If that happens in the heart muscle – because you were born with a defective gene – you've got a problem.

S107 and JTV519 force the muscle cells to attach more calstabin1 to the type 1 skeletal muscle ryanodine receptor. That means that less calcium leaks out and the muscles can continue to contract. So it's clear why cardiologists are so interested in benzothiazepines.

And what happens to mice that are given S107 for three weeks continuously and then made to swim every day until they almost drown and run on a treadmill? The mice build up stamina, as the figure below shows.
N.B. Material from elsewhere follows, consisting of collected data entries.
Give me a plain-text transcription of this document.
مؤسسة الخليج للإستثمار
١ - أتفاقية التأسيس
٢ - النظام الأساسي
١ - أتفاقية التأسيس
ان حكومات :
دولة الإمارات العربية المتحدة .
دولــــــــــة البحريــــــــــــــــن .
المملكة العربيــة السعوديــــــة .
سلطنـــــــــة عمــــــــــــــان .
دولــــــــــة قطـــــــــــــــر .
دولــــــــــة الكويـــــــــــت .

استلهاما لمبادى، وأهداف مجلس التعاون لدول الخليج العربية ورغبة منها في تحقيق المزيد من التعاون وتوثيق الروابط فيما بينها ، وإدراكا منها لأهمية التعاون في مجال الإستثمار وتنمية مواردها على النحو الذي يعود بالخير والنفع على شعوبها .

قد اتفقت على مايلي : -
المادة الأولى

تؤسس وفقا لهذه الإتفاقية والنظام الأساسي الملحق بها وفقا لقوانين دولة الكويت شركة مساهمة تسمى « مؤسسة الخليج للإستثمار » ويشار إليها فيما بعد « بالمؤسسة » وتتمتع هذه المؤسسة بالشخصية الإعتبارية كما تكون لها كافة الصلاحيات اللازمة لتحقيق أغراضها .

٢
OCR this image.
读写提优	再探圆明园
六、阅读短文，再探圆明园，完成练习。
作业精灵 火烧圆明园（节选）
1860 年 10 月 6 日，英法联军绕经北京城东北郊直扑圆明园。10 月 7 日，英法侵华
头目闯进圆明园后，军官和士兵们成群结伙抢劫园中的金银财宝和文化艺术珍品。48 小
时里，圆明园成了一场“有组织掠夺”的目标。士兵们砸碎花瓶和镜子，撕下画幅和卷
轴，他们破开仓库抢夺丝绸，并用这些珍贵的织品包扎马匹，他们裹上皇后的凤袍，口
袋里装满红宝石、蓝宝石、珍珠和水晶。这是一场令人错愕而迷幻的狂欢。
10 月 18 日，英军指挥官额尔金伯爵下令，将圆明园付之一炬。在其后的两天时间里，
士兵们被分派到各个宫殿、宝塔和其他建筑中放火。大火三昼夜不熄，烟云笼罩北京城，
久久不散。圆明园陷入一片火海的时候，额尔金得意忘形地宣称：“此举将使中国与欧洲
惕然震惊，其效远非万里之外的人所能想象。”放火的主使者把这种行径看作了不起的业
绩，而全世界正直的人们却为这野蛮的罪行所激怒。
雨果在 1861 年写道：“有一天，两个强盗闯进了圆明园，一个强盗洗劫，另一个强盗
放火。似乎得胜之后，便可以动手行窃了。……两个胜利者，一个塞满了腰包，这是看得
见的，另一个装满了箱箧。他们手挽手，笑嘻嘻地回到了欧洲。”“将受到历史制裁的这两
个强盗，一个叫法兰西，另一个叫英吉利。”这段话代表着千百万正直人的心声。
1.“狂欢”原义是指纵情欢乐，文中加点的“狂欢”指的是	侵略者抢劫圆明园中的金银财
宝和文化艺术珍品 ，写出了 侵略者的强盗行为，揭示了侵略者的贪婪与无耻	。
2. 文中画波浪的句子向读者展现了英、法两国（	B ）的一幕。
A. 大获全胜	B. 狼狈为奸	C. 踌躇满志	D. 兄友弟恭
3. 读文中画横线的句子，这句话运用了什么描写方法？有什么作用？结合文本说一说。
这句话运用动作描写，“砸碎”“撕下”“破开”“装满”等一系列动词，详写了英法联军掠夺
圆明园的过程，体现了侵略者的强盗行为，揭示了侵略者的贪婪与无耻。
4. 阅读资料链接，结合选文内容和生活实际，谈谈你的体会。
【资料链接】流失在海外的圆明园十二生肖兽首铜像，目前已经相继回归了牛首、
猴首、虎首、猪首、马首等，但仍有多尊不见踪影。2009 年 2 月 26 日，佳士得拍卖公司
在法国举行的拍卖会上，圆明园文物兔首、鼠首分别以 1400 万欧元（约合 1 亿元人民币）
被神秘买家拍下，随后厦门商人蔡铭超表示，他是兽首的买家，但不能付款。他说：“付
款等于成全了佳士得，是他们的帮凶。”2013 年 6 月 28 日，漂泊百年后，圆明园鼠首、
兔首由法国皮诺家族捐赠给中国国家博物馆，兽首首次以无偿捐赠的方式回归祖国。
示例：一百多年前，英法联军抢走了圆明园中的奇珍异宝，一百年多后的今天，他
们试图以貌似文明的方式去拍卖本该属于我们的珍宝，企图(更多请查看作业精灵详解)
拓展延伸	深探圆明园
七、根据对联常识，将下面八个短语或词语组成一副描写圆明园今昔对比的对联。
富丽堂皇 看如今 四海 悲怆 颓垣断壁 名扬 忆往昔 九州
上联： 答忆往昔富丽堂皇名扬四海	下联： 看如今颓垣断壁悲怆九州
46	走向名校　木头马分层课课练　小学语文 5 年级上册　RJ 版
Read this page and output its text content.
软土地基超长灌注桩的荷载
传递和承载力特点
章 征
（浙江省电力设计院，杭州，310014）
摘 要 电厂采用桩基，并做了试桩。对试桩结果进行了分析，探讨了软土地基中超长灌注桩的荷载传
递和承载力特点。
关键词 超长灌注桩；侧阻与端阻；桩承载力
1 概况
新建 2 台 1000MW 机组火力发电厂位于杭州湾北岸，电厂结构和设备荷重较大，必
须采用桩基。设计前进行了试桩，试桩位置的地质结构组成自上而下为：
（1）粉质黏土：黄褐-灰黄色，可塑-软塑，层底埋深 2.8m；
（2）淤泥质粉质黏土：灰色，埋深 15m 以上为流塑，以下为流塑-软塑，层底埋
Coming soon in the cycling world: S107


Continuous extreme physical exercise leads to muscle damage. It leads to an increase in the production of calpain, a catabolic protein, and also in the amount of creatine kinase – a muscle damage marker. But these effects are reduced if you give the mice S107. Looks like good stuff for the Tour de F, certainly if you combine it with stimulants like good old caffeine. Caffeine 'stimulates' the ryanodine receptor [ok, we admit that's putting it a bit simply, but still...].


Coming soon in the cycling world: S107


Going on the figures here above the ergogenic effect of S107 is limited. We have written about other nutrients that have had more powerful effects in similar kinds of experiments. But if you read the article [which was written by cardiologists at Columbia University] carefully, you can see why doping hunters are not happy. The researchers also looked at what happens to calstabin-1 and type 1 skeletal muscle ryanodine receptor in human muscle cells if they are subjected to continuous physical effort.

Put more simply, they did tests on cyclists.

The doping researchers at the German Sport University in Cologne read articles like the one written by the Columbia University scientists very carefully. [rsc.org 23 January 2009]

Doping hunters are not about to use the tests, says Olivier Rabin of the anti-doping organisation WADA. According to Rabin, the WADA only considers designing a test for a potential doping substance once phase-2 pharmaceutical tests have started. At earlier stages there is still too great a chance that manufacturers will alter the substance. Nevertheless, Rabin does say that the WADA experts have already discussed S107.

Sources:
Proc Natl Acad Sci U S A. 2008 Feb 12;105(6):2198-202.